Android isn't just for cellphones anymore. Which means that there will come a day when Android is more important than the iPhone, more important than Windows, and more important than any one device.
Android is an open source operating system created by Google for primary use on smartphones, and is currently in use on many cellphones such as the Motorola Droid, the HTC Droid Eris, the HTC Hero, the HTC Desire, the MyTouch 3G Slide, and the Dell Streak.
Recently there's been a developer release of the Android operating system for use on the x86 archictecture, which will eventually allow Android to be ported to tablets, netbooks and even onto laptops and desktops, as well as onto many other devices, such as set-top boxes, video game systems, home control systems and other things not even thought of yet.
Android is written in Java on a modified version of the Linux kernel. Because of its open architecture, it's easy for developers to build applications to run on the Android operating system. Unlike the Apple closed architecture, with its draconian gatekeepers, anyone capable of coding can write an application to run on Android. And if Google's rules are followed, that application will be made available to all Android users.
What that means to you is that if you want your cellphone to do something it doesn't currently do, and there isn't an Android application that does it, you have the ability to contract with a developer to have an application built that will allow your cellphone to do exactly what you want, though there are also developer groups who, if the idea is a great one, may take your project on in exchange for the ability to put their name on it and offer servicing and customization of that application, which is the way open source works. The sky is the limit!
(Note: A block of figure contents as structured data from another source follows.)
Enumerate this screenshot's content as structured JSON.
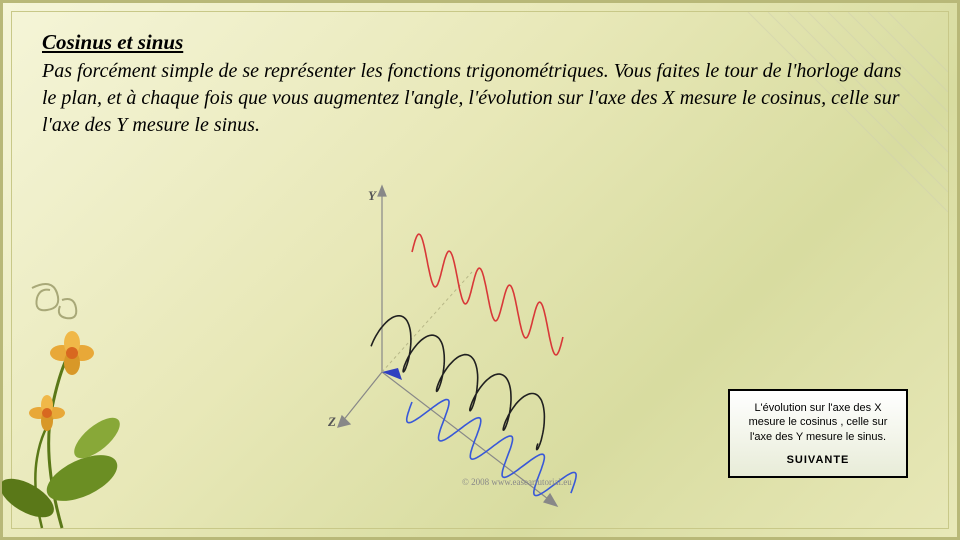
{
  "slide": {
    "heading": "Cosinus et sinus",
    "body": "Pas forcément simple de se représenter les fonctions trigonométriques. Vous faites le tour de l'horloge dans le plan, et à chaque fois que vous augmentez l'angle, l'évolution sur l'axe des X mesure le cosinus, celle sur l'axe des Y mesure le sinus."
  },
  "diagram": {
    "axis_y_label": "Y",
    "axis_z_label": "Z",
    "copyright": "© 2008 www.easeartutorial.eu",
    "colors": {
      "red_wave": "#d83838",
      "black_spiral": "#202020",
      "blue_wave": "#3858d8",
      "axis": "#888888",
      "dashed": "#b8b888"
    },
    "spiral_turns": 5,
    "wave_periods": 5
  },
  "infobox": {
    "text": "L'évolution sur l'axe des X mesure le cosinus , celle sur l'axe des Y mesure le sinus.",
    "button": "SUIVANTE"
  },
  "deco": {
    "flower_petal_color": "#e8a838",
    "flower_center_color": "#d86820",
    "leaf_color": "#6b8e23",
    "swirl_color": "#a8a878",
    "diag_line_color": "#d0d0b0",
    "diag_text": "/ / / / / / / /"
  }
}
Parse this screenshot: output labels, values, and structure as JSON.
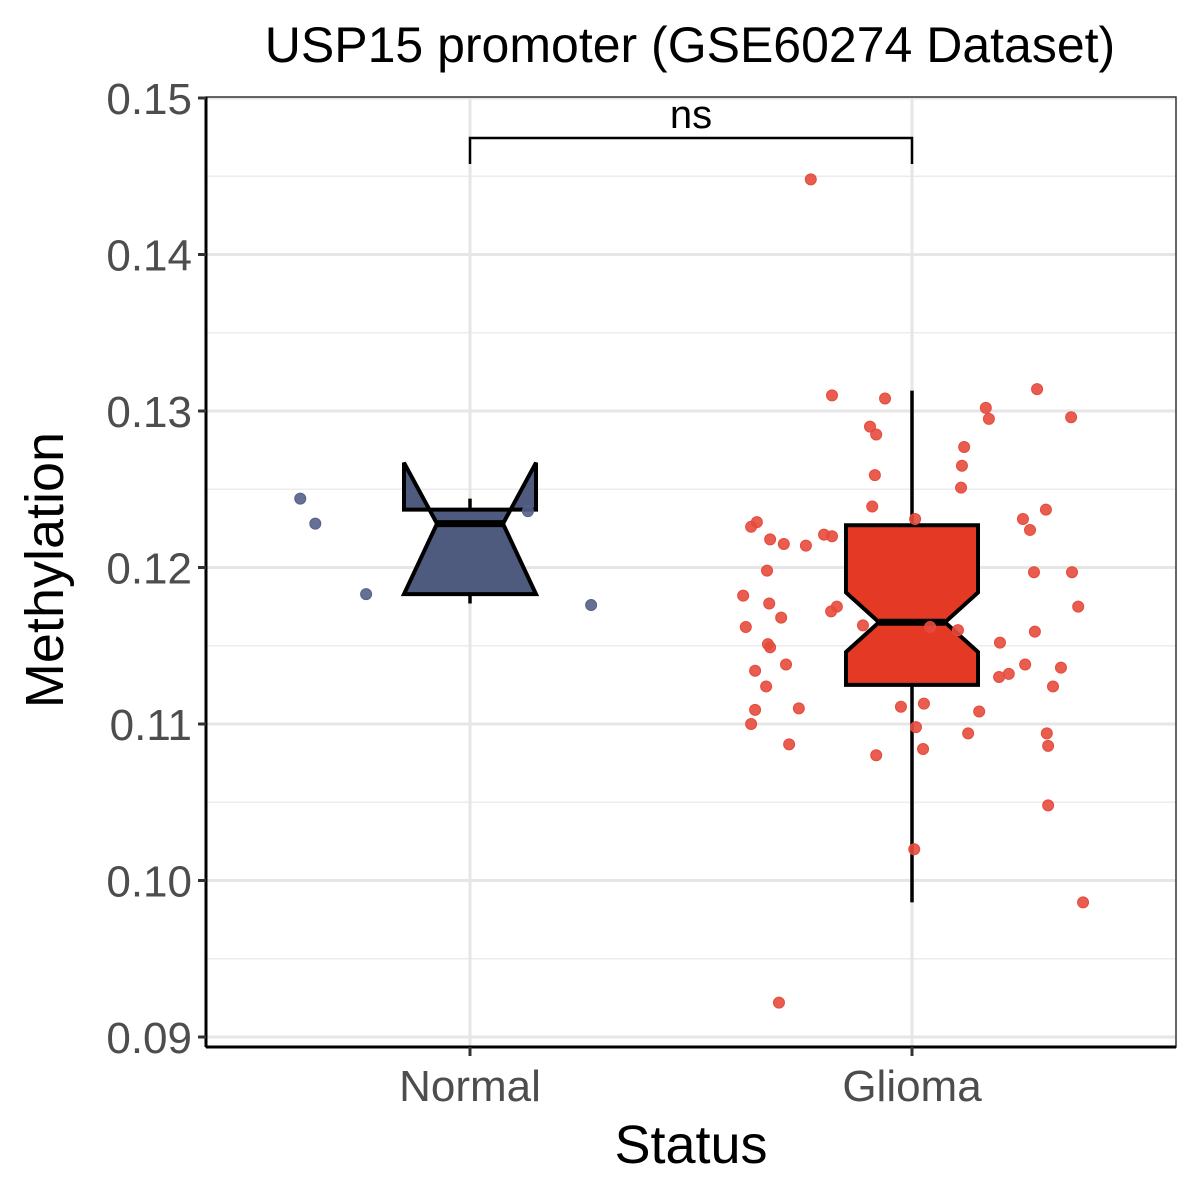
{
  "chart_data": {
    "type": "box",
    "title": "USP15 promoter (GSE60274 Dataset)",
    "xlabel": "Status",
    "ylabel": "Methylation",
    "ylim": [
      0.09,
      0.15
    ],
    "y_ticks": [
      "0.09",
      "0.10",
      "0.11",
      "0.12",
      "0.13",
      "0.14",
      "0.15"
    ],
    "y_tick_values": [
      0.09,
      0.1,
      0.11,
      0.12,
      0.13,
      0.14,
      0.15
    ],
    "categories": [
      "Normal",
      "Glioma"
    ],
    "grid": true,
    "significance": {
      "label": "ns",
      "from": "Normal",
      "to": "Glioma",
      "y": 0.1475
    },
    "series": [
      {
        "name": "Normal",
        "fill": "#4E5A7E",
        "point_color": "#55618A",
        "box": {
          "whisker_low": 0.1177,
          "q1": 0.1183,
          "median": 0.1228,
          "q3": 0.1237,
          "whisker_high": 0.1244,
          "notch_low": 0.1183,
          "notch_high": 0.1267
        },
        "points": [
          {
            "x": -0.384,
            "y": 0.1244
          },
          {
            "x": -0.35,
            "y": 0.1228
          },
          {
            "x": -0.235,
            "y": 0.1183
          },
          {
            "x": 0.131,
            "y": 0.1236
          },
          {
            "x": 0.274,
            "y": 0.1176
          }
        ]
      },
      {
        "name": "Glioma",
        "fill": "#E43A25",
        "point_color": "#E64B3C",
        "box": {
          "whisker_low": 0.0986,
          "q1": 0.1125,
          "median": 0.1165,
          "q3": 0.1227,
          "whisker_high": 0.1313,
          "notch_low": 0.1146,
          "notch_high": 0.1184
        },
        "points": [
          {
            "x": -0.229,
            "y": 0.1448
          },
          {
            "x": -0.181,
            "y": 0.131
          },
          {
            "x": -0.061,
            "y": 0.1308
          },
          {
            "x": 0.283,
            "y": 0.1314
          },
          {
            "x": 0.167,
            "y": 0.1302
          },
          {
            "x": -0.095,
            "y": 0.129
          },
          {
            "x": 0.174,
            "y": 0.1295
          },
          {
            "x": 0.36,
            "y": 0.1296
          },
          {
            "x": -0.081,
            "y": 0.1285
          },
          {
            "x": 0.118,
            "y": 0.1277
          },
          {
            "x": -0.084,
            "y": 0.1259
          },
          {
            "x": 0.113,
            "y": 0.1265
          },
          {
            "x": 0.111,
            "y": 0.1251
          },
          {
            "x": -0.09,
            "y": 0.1239
          },
          {
            "x": 0.303,
            "y": 0.1237
          },
          {
            "x": 0.251,
            "y": 0.1231
          },
          {
            "x": 0.007,
            "y": 0.1231
          },
          {
            "x": -0.351,
            "y": 0.1229
          },
          {
            "x": -0.364,
            "y": 0.1226
          },
          {
            "x": 0.267,
            "y": 0.1224
          },
          {
            "x": -0.199,
            "y": 0.1221
          },
          {
            "x": -0.181,
            "y": 0.122
          },
          {
            "x": -0.321,
            "y": 0.1218
          },
          {
            "x": -0.29,
            "y": 0.1215
          },
          {
            "x": -0.24,
            "y": 0.1214
          },
          {
            "x": -0.328,
            "y": 0.1198
          },
          {
            "x": 0.276,
            "y": 0.1197
          },
          {
            "x": 0.362,
            "y": 0.1197
          },
          {
            "x": -0.382,
            "y": 0.1182
          },
          {
            "x": -0.323,
            "y": 0.1177
          },
          {
            "x": -0.17,
            "y": 0.1175
          },
          {
            "x": -0.183,
            "y": 0.1172
          },
          {
            "x": 0.376,
            "y": 0.1175
          },
          {
            "x": -0.296,
            "y": 0.1168
          },
          {
            "x": -0.376,
            "y": 0.1162
          },
          {
            "x": -0.111,
            "y": 0.1163
          },
          {
            "x": 0.041,
            "y": 0.1162
          },
          {
            "x": 0.104,
            "y": 0.116
          },
          {
            "x": 0.278,
            "y": 0.1159
          },
          {
            "x": 0.199,
            "y": 0.1152
          },
          {
            "x": -0.326,
            "y": 0.1151
          },
          {
            "x": -0.321,
            "y": 0.1149
          },
          {
            "x": 0.256,
            "y": 0.1138
          },
          {
            "x": -0.355,
            "y": 0.1134
          },
          {
            "x": -0.285,
            "y": 0.1138
          },
          {
            "x": 0.337,
            "y": 0.1136
          },
          {
            "x": 0.219,
            "y": 0.1132
          },
          {
            "x": 0.197,
            "y": 0.113
          },
          {
            "x": -0.33,
            "y": 0.1124
          },
          {
            "x": 0.319,
            "y": 0.1124
          },
          {
            "x": 0.027,
            "y": 0.1113
          },
          {
            "x": -0.355,
            "y": 0.1109
          },
          {
            "x": -0.256,
            "y": 0.111
          },
          {
            "x": -0.025,
            "y": 0.1111
          },
          {
            "x": 0.152,
            "y": 0.1108
          },
          {
            "x": -0.364,
            "y": 0.11
          },
          {
            "x": 0.009,
            "y": 0.1098
          },
          {
            "x": 0.305,
            "y": 0.1094
          },
          {
            "x": 0.127,
            "y": 0.1094
          },
          {
            "x": -0.278,
            "y": 0.1087
          },
          {
            "x": 0.308,
            "y": 0.1086
          },
          {
            "x": 0.025,
            "y": 0.1084
          },
          {
            "x": -0.081,
            "y": 0.108
          },
          {
            "x": 0.308,
            "y": 0.1048
          },
          {
            "x": 0.005,
            "y": 0.102
          },
          {
            "x": 0.387,
            "y": 0.0986
          },
          {
            "x": -0.301,
            "y": 0.0922
          }
        ]
      }
    ]
  }
}
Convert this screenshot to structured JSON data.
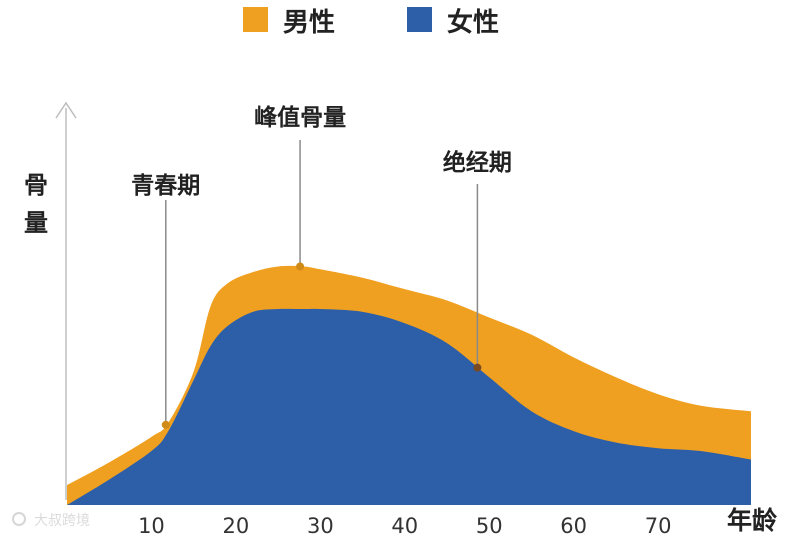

As of this writing there are approximately two Android phones activated per second. Because Android is offered on so many great phones, with many new ones to be launched soon, it won't be long before Android phones hold a greater market share than any other operating system on any other phone, including the iPhone, especially since the Android 2.2 Froyo release supports Adobe Flash, a sticking point with the iPhone and other cellphones. Android 2.2 Froyo is right now being rolled out to the Nexus One, and will soon be available for most other Android phones.